たぶん、というか確実にロンは手加減してくれた。でなければあの絶招を喰らった時、体がミンチになっていただろう。だけど手加減されても、内臓をぐちゃぐちゃにされた事実は変わらない。マルバスが治療したとはいえ、今日一日は休まないとどうにもならない。そう考えると近接戦闘は一切出来ない。となれば、できる事は決まっている。
「魔術と召喚術オンリーで戦闘を迎撃を行う。ニグレドは投擲。エドガーは生きろ」
「ん……了解」
「扱いがドンドンぞんざいになって行くなぁ……」
恨むなら自分のキャラを恨め。そう思いながら素早く召喚する存在を決める。住宅街の様な狭いエリアで大型の召喚獣は使えない。そうなると体が小さく、機動力に優れている存在がベストだ。となると選べる者は少ない。
「七尾・幻狐! 天狗! 大鬼招来! いいか、貴様ら。一人も殺すなよ!」
七つの尾をもつ幻狐は完全に俺よりも大きな体を持っている。しかしその白い体は一瞬で市街戦に秀でる小型のサイズへと縮小され、駆けだす。それに習う様に鉄塊を武器として振り回す赤い肌の大鬼と、仮面を被った青年の天狗が風となった市街地の中へと駆けだす。そこから迎撃の為の準備に入る様に魔術を何時でも放てる状態へ移行し、片手をカルマ=ヴァインの柄へと当てておく。その間にエドガーへと視線を向ける。
「お前、一体何をやらかしたんだ?」
片目で幻狐や召喚獣たちの視界を共有する。その中では素早く戦闘を繰り広げながらも”訓練された人間”が抵抗しているのが見える。その服装に統一性はないが、それでも訓練され、王国騎士団ほどではないがそこそこの練度を保有しているのが見える。ただ、現状は召喚獣たちの方が強いらしい。大鬼がホームランを決めた。

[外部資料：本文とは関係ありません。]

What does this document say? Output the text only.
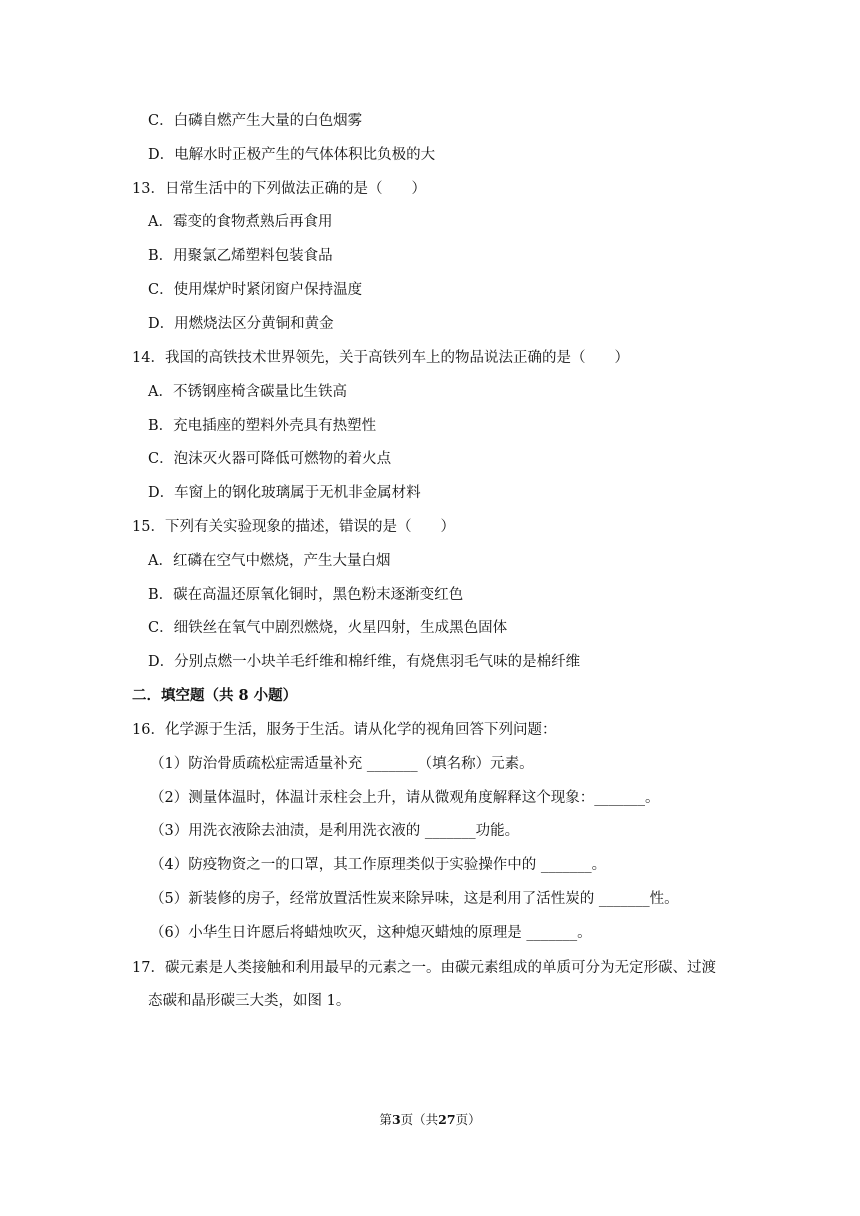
C．白磷自燃产生大量的白色烟雾
D．电解水时正极产生的气体体积比负极的大
13．日常生活中的下列做法正确的是（　　）
A．霉变的食物煮熟后再食用
B．用聚氯乙烯塑料包装食品
C．使用煤炉时紧闭窗户保持温度
D．用燃烧法区分黄铜和黄金
14．我国的高铁技术世界领先，关于高铁列车上的物品说法正确的是（　　）
A．不锈钢座椅含碳量比生铁高
B．充电插座的塑料外壳具有热塑性
C．泡沫灭火器可降低可燃物的着火点
D．车窗上的钢化玻璃属于无机非金属材料
15．下列有关实验现象的描述，错误的是（　　）
A．红磷在空气中燃烧，产生大量白烟
B．碳在高温还原氧化铜时，黑色粉末逐渐变红色
C．细铁丝在氧气中剧烈燃烧，火星四射，生成黑色固体
D．分别点燃一小块羊毛纤维和棉纤维，有烧焦羽毛气味的是棉纤维
二．填空题（共 8 小题）
16．化学源于生活，服务于生活。请从化学的视角回答下列问题：
（1）防治骨质疏松症需适量补充 _______（填名称）元素。
（2）测量体温时，体温计汞柱会上升，请从微观角度解释这个现象：_______。
（3）用洗衣液除去油渍，是利用洗衣液的 _______功能。
（4）防疫物资之一的口罩，其工作原理类似于实验操作中的 _______。
（5）新装修的房子，经常放置活性炭来除异味，这是利用了活性炭的 _______性。
（6）小华生日许愿后将蜡烛吹灭，这种熄灭蜡烛的原理是 _______。
17．碳元素是人类接触和利用最早的元素之一。由碳元素组成的单质可分为无定形碳、过渡
态碳和晶形碳三大类，如图 1。
第3页（共27页）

「え、えーと……そ、そんな大変な事をやった訳じゃないんだよ? いや、ホント。吟遊詩人に一体何を期待しているんだ、そう難しい事が出来る訳ないじゃないか―――ははは」
「内容を言え、つってんだよ!」
脛にローキックを叩き込んでいると、ナイフが飛翔し、近づいて来た者の足、腕、腿に突き刺さり、その姿を倒す。それを回収する様にやって来た大鬼がその襲撃者を掴み、住宅街の奥へと放り投げた。そうやって他の皆が迎撃している内に、聞きださなくてはならない。

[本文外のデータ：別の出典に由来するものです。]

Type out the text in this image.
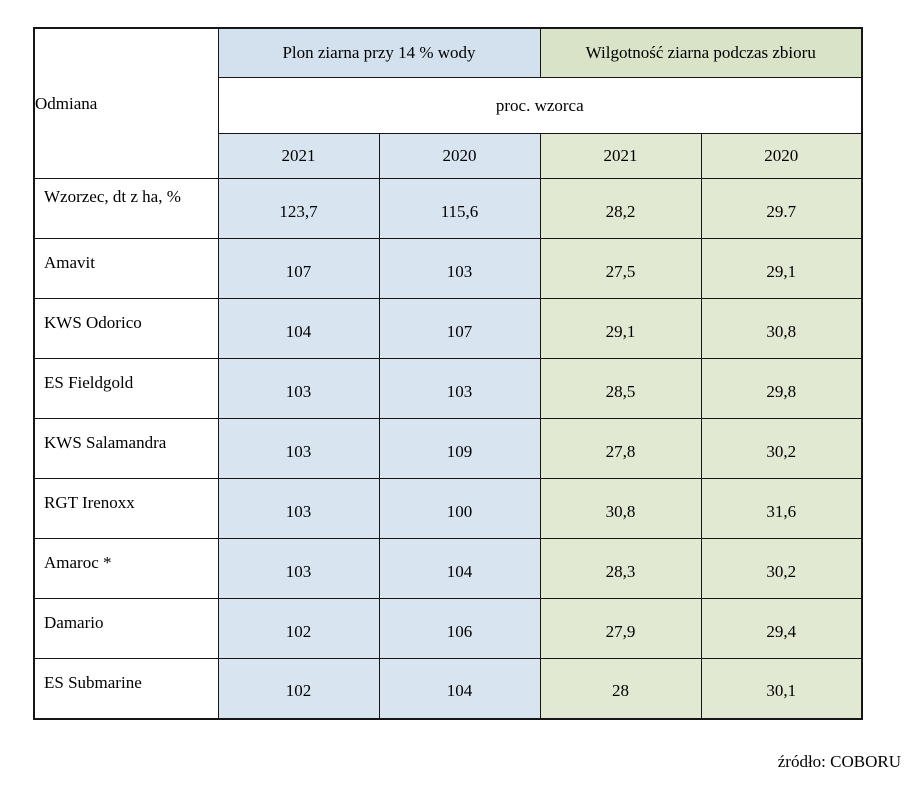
Odmiana	Plon ziarna przy 14 % wody		Wilgotność ziarna podczas zbioru	
	proc. wzorca			
	2021	2020	2021	2020
Wzorzec, dt z ha, %	123,7	115,6	28,2	29.7
Amavit	107	103	27,5	29,1
KWS Odorico	104	107	29,1	30,8
ES Fieldgold	103	103	28,5	29,8
KWS Salamandra	103	109	27,8	30,2
RGT Irenoxx	103	100	30,8	31,6
Amaroc *	103	104	28,3	30,2
Damario	102	106	27,9	29,4
ES Submarine	102	104	28	30,1
źródło: COBORU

「お前は! 俺以外で! 一体何をやらかしたんだ!!」
「え、えーと……こんなもんを拾った」
そう言って、エドガーは一枚の紙を取り出した。それを素早く取り出し、そして確認する。
そこに書いてあるのはとある指令だった。
―――闘技大会三日目に皇帝が闘技都市へと、決勝戦の観戦の為にやってくる。その日に特注の魔石爆弾を使って街ごと消し飛ばせ、と。あまりの正気を疑う内容に、頭を抱える。個人的な判断だが、そんな事は”不可能”だと思っている。自分が召喚術を使っても街の一区画を吹き飛ばすのが限界だ。そして召喚獣に対しては”カウンター”を叩き込む事で、神話的相性を再現する事で問答無用で滅ぼす事が出来る。それ以外に超高火力な方法を考え付くが、
皇帝が噂どおりの人物なら、超高威力超広範囲の爆弾で、一瞬でコロセロス全体を巻き込んで蒸発させないと駄目だ。ラグのある方法では対応されてしまう。少なくとも、皇帝がリーザの父親、国王クラスならそれぐらいはやってくれる。だからそれから判断し、自分は不可能だと思う。が、エドガーを、そして自分達を狙う相手の殺意は本物で、これは情報を漏らされたりしたら困る、という意思なのだろう。
「……って事はこれが、レジスタンス? 過激すぎやしないか?」
「レジスタンスも穏健派と強硬派で割れているからなぁ」
「そうなのか」
それは初めて聞く情報だった。しかし、
「これ、誰かに言った?」
「勿論真っ先に兵士に届けたさ。ただ悪戯だと思われて笑われてしまったけどね。証拠が全くない訳だし」
そりゃそうだ。こうやって実際に襲われない限りは信じる事も難しかっただろう。ただ、こうやって襲われれば真実として認めるしかないのだ。とりあえず、”敵”はレジスタンスだと把握した。
―――面倒に巻き込まれたなぁ。
そう思いながら素早く考えを巡らせ、そして判断する。
「うっし、サキュバスが満足するまで適当にあしらって逃げて、情報が来てから考えよう。とりあえず逃亡の準備だ、逃亡の。幸いここ数日でコロセロスの事は大体把握できたし、逃げ回ったり隠れたりするのもそう難易度が高い訳じゃないだろ」
「お、おぉ!? 逃亡劇? もしかして逃亡劇かい? これはネタが増えるな……!」
ここで無言のローキックを叩き込んだ自分とニグレドは、決して悪くはないと思う。
今回は短め。
というわけで敗退してからがイベント本番なんじゃよ。